A análise de licitações e contratos administrativos representa uma das funções mais complexas e estratégicas exercidas pelos Tribunais de Contas no Brasil. Com a promulgação da Lei nº 14.133/2021, que revogou gradualmente a antiga Lei nº 8.666/1993, a fiscalização desses instrumentos passou a demandar dos órgãos de controle externo uma nova postura técnico-jurídica, capaz de acompanhar a evolução normativa e a multiplicidade de procedimentos previstos.
A nova legislação ampliou o escopo de responsabilidades dos agentes públicos e introduziu mecanismos que exigem maior planejamento, transparência e profissionalização nas contratações públicas. No entanto, segundo dados de auditoria do Tribunal de Contas da União (TCU), ainda há forte defasagem na implementação prática da norma: 64,3% das licitações nos estados e 40,8% nos municípios foram realizadas sem o cumprimento da exigência legal de que os processos sejam conduzidos por servidores efetivos designados como agentes de contratação.
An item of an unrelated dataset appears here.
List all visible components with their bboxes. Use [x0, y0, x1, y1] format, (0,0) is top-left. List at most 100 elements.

Ainda conforme o TCU, o Índice de Maturidade da Implementação da Lei (IMIL), que avalia a adaptação dos órgãos públicos à nova legislação, apresentou uma média nacional de apenas 0,56 em 2023 — o que indica baixa capacidade institucional para lidar com os requisitos da Lei nº 14.133. Esses dados evidenciam um cenário desafiador para os Tribunais de Contas, que precisam adaptar seus próprios métodos de fiscalização ao mesmo tempo em que orientam os jurisdicionados sobre os novos parâmetros legais.
No contexto dessa transformação, o papel do auditor de controle externo se torna ainda mais relevante. Cabe a ele não apenas identificar falhas e impropriedades nos procedimentos licitatórios, mas também avaliar aspectos relacionados à economicidade, ao planejamento das contratações e à aderência aos princípios da Administração Pública, como eficiência, isonomia e interesse público. A jurisprudência consolidada do TCU tem reforçado essa visão orientadora do controle, especialmente quando lida com casos em que a irregularidade decorre de dúvida jurídica ou mudança normativa recente.
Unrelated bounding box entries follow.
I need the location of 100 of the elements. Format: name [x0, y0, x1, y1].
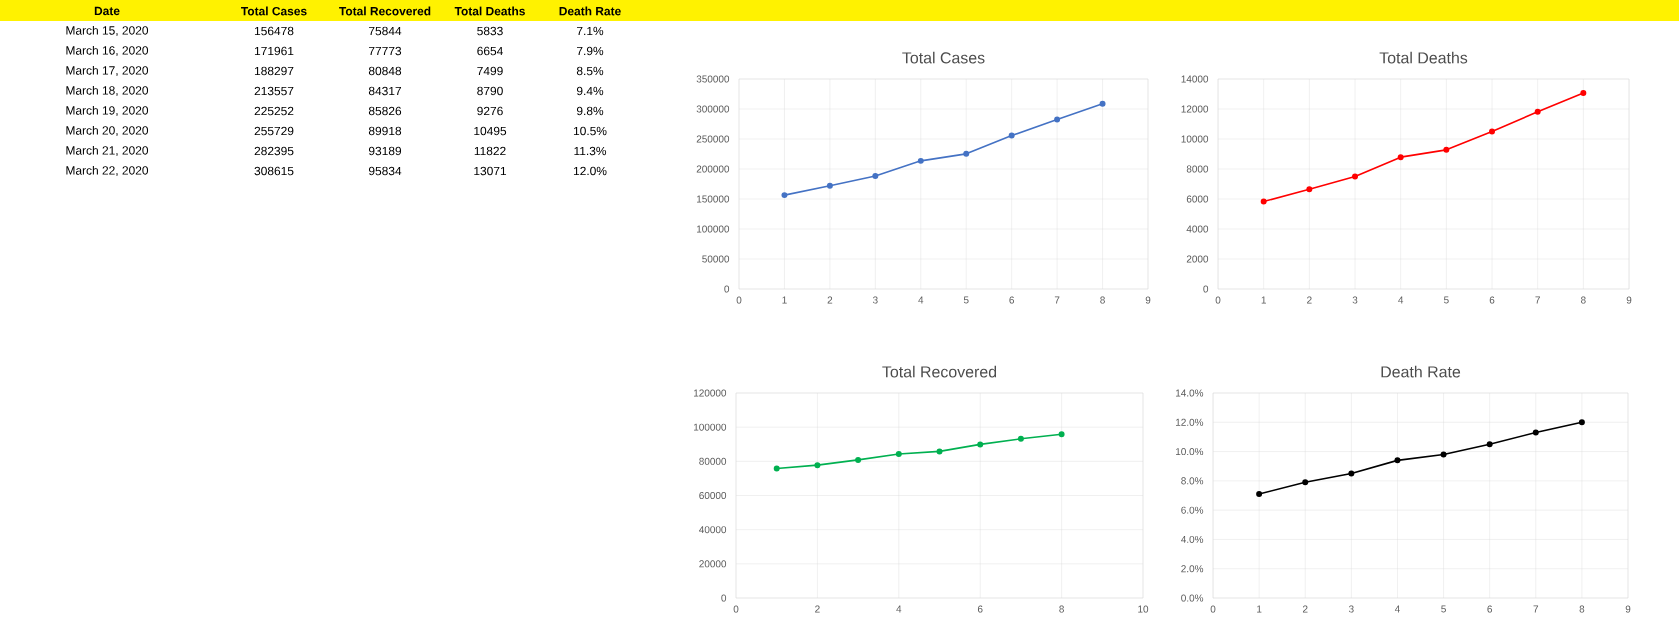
text: 213557 — [254, 86, 294, 96]
point — [963, 150, 970, 157]
y-tick-label: 0 — [1203, 285, 1209, 293]
point — [1489, 128, 1496, 135]
x-tick-label: 10 — [1138, 605, 1149, 613]
text: 80848 — [368, 66, 402, 76]
x-tick-label: 9 — [1625, 605, 1631, 613]
x-tick-label: 4 — [1394, 605, 1400, 613]
point — [1054, 116, 1061, 123]
point — [1306, 186, 1313, 193]
point — [1348, 470, 1355, 477]
text: March 18, 2020 — [66, 85, 149, 97]
x-tick-label: 5 — [1443, 296, 1449, 304]
y-tick-label: 20000 — [699, 560, 727, 568]
category-label: Death Rate — [559, 6, 621, 16]
x-tick-label: 0 — [733, 605, 739, 613]
point — [781, 192, 788, 199]
point — [1534, 108, 1541, 115]
y-tick-label: 200000 — [696, 165, 730, 173]
text: 225252 — [254, 106, 294, 116]
text: 255729 — [254, 126, 294, 136]
point — [1486, 441, 1493, 448]
text: March 21, 2020 — [66, 145, 149, 157]
y-tick-label: 4000 — [1186, 225, 1209, 233]
text: 8.5% — [576, 66, 604, 76]
y-tick-label: 10.0% — [1176, 448, 1204, 456]
text: 7499 — [477, 66, 503, 76]
text: 95834 — [368, 166, 402, 176]
y-tick-label: 150000 — [697, 195, 730, 203]
text: 13071 — [474, 166, 507, 176]
text: 6654 — [477, 46, 503, 56]
x-tick-label: 8 — [1581, 296, 1586, 304]
x-tick-label: 0 — [736, 296, 742, 304]
chart-title: Total Recovered — [882, 365, 997, 378]
point — [1017, 435, 1024, 442]
y-tick-label: 6.0% — [1181, 506, 1204, 514]
x-tick-label: 3 — [872, 296, 878, 304]
point — [1058, 431, 1065, 438]
y-tick-label: 10000 — [1181, 135, 1209, 143]
text: March 20, 2020 — [66, 125, 149, 137]
text: March 17, 2020 — [66, 65, 149, 77]
point — [1580, 89, 1587, 96]
text: March 15, 2020 — [66, 25, 149, 37]
x-tick-label: 2 — [815, 605, 820, 613]
point — [1397, 154, 1404, 161]
text: 75844 — [368, 26, 402, 36]
point — [773, 465, 780, 472]
y-tick-label: 60000 — [699, 491, 727, 500]
text: March 16, 2020 — [66, 45, 149, 57]
y-tick-label: 300000 — [696, 105, 730, 113]
x-tick-label: 6 — [1009, 296, 1015, 304]
x-tick-label: 6 — [977, 605, 983, 613]
x-tick-label: 5 — [963, 296, 969, 304]
category-label: Date — [94, 6, 120, 16]
point — [1443, 146, 1450, 153]
point — [1099, 100, 1106, 107]
y-tick-label: 8.0% — [1181, 477, 1204, 485]
x-tick-label: 3 — [1352, 296, 1358, 304]
text: 8790 — [477, 86, 503, 96]
x-tick-label: 9 — [1145, 296, 1151, 304]
x-tick-label: 7 — [1535, 296, 1540, 304]
x-tick-label: 0 — [1210, 605, 1216, 613]
x-tick-label: 9 — [1626, 296, 1632, 304]
point — [855, 456, 862, 463]
text: 9276 — [477, 106, 503, 116]
text: 7.1% — [576, 26, 604, 36]
text: 10495 — [474, 126, 507, 136]
x-tick-label: 2 — [827, 296, 833, 304]
point — [814, 462, 821, 469]
point — [1256, 491, 1263, 498]
y-tick-label: 2000 — [1186, 255, 1209, 263]
y-tick-label: 100000 — [697, 225, 730, 233]
y-tick-label: 4.0% — [1181, 535, 1204, 543]
point — [826, 182, 833, 189]
text: 89918 — [368, 126, 402, 136]
x-tick-label: 8 — [1579, 605, 1585, 613]
x-tick-label: 6 — [1489, 296, 1495, 304]
x-tick-label: 1 — [1261, 296, 1266, 304]
y-tick-label: 14000 — [1181, 75, 1209, 83]
y-tick-label: 12000 — [1181, 105, 1209, 113]
x-tick-label: 4 — [896, 605, 902, 613]
point — [1440, 451, 1447, 458]
point — [1352, 173, 1359, 180]
x-tick-label: 8 — [1059, 605, 1064, 613]
y-tick-label: 50000 — [702, 255, 730, 263]
y-tick-label: 80000 — [699, 457, 727, 465]
text: 93189 — [368, 146, 402, 156]
point — [936, 448, 943, 455]
y-tick-label: 14.0% — [1176, 389, 1204, 397]
point — [872, 173, 879, 180]
text: March 19, 2020 — [66, 105, 149, 117]
text: 11822 — [474, 146, 506, 156]
chart-title: Total Cases — [902, 51, 985, 64]
text: 85826 — [368, 106, 402, 116]
x-tick-label: 3 — [1348, 605, 1354, 613]
text: 77773 — [368, 46, 402, 56]
text: 7.9% — [576, 46, 604, 56]
text: 171961 — [254, 46, 294, 56]
category-label: Total Deaths — [454, 6, 525, 16]
chart-title: Total Deaths — [1379, 51, 1468, 64]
Outro ponto sensível identificado por estudos técnicos, como o publicado na Revista da CGU, diz respeito à necessidade de fortalecimento dos instrumentos de auditoria contínua e uso de inteligência artificial na análise de grandes volumes de dados licitatórios. A proposta é que os Tribunais de Contas avancem para modelos preditivos e preventivos de fiscalização, atuando não apenas na sanção de irregularidades consumadas, mas também na detecção precoce de riscos contratuais e vícios procedimentais.
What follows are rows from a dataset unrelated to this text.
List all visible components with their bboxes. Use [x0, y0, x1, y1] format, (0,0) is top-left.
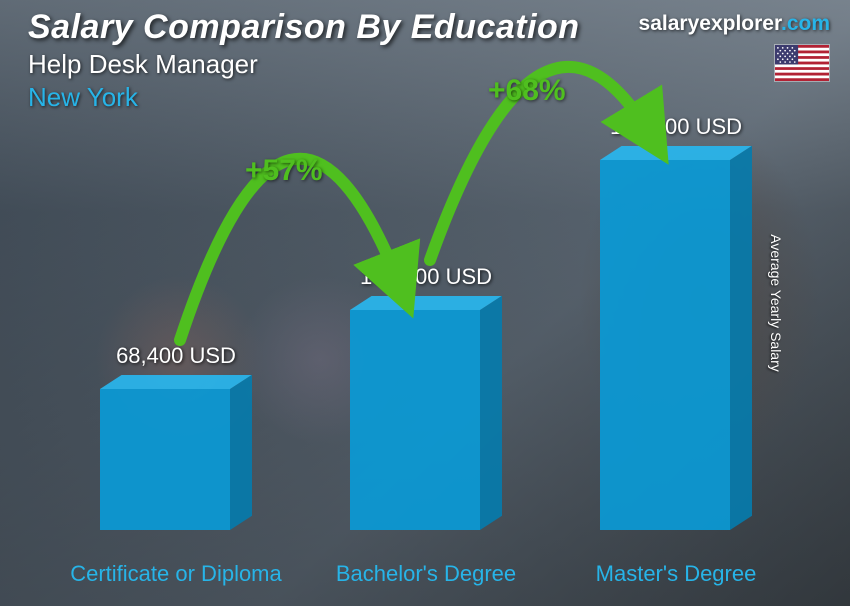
increment-label: +57%: [245, 154, 323, 188]
brand-name: salaryexplorer: [639, 12, 781, 35]
bar-chart: 68,400 USDCertificate or Diploma107,000 …: [50, 130, 790, 586]
brand-logo-text: salaryexplorer.com: [639, 12, 830, 36]
flag-icon: [774, 44, 830, 82]
increment-label: +68%: [488, 74, 566, 108]
increment-arrows: [50, 130, 790, 586]
brand-suffix: .com: [781, 12, 830, 35]
chart-location: New York: [28, 82, 830, 113]
chart-subtitle: Help Desk Manager: [28, 49, 830, 80]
Entretanto, os desafios são muitos. A carência de servidores especializados, a complexidade dos contratos de natureza tecnológica e a diversidade de modalidades licitatórias previstas na nova lei exigem dos Tribunais de Contas uma reestruturação constante de suas unidades técnicas, bem como a formação continuada dos seus quadros. Segundo matéria publicada no Conjur, essa transformação requer também um novo olhar sobre a atuação do controle externo, que deve se aproximar das unidades administrativas para atuar de forma orientadora, sem abrir mão do rigor técnico.
No Paraná, os auditores do Tribunal de Contas têm desempenhado papel central nesse processo, acompanhando as licitações de obras, serviços terceirizados, compras públicas e parcerias público-privadas com base em critérios de materialidade e relevância. A atuação busca não apenas a correção de falhas, mas a indução de boas práticas que elevem a qualidade do gasto público e previnam litígios administrativos e judiciais.
A expectativa é que, com a consolidação da nova legislação e o aprimoramento dos sistemas de gestão de contratos, os Tribunais de Contas ampliem sua capacidade de atuação estratégica. Nesse cenário, o trabalho técnico dos auditores se consolida como peça-chave para garantir a lisura, a eficiência e a legitimidade das contratações públicas — pilares indispensáveis para uma administração pública comprometida com o interesse coletivo.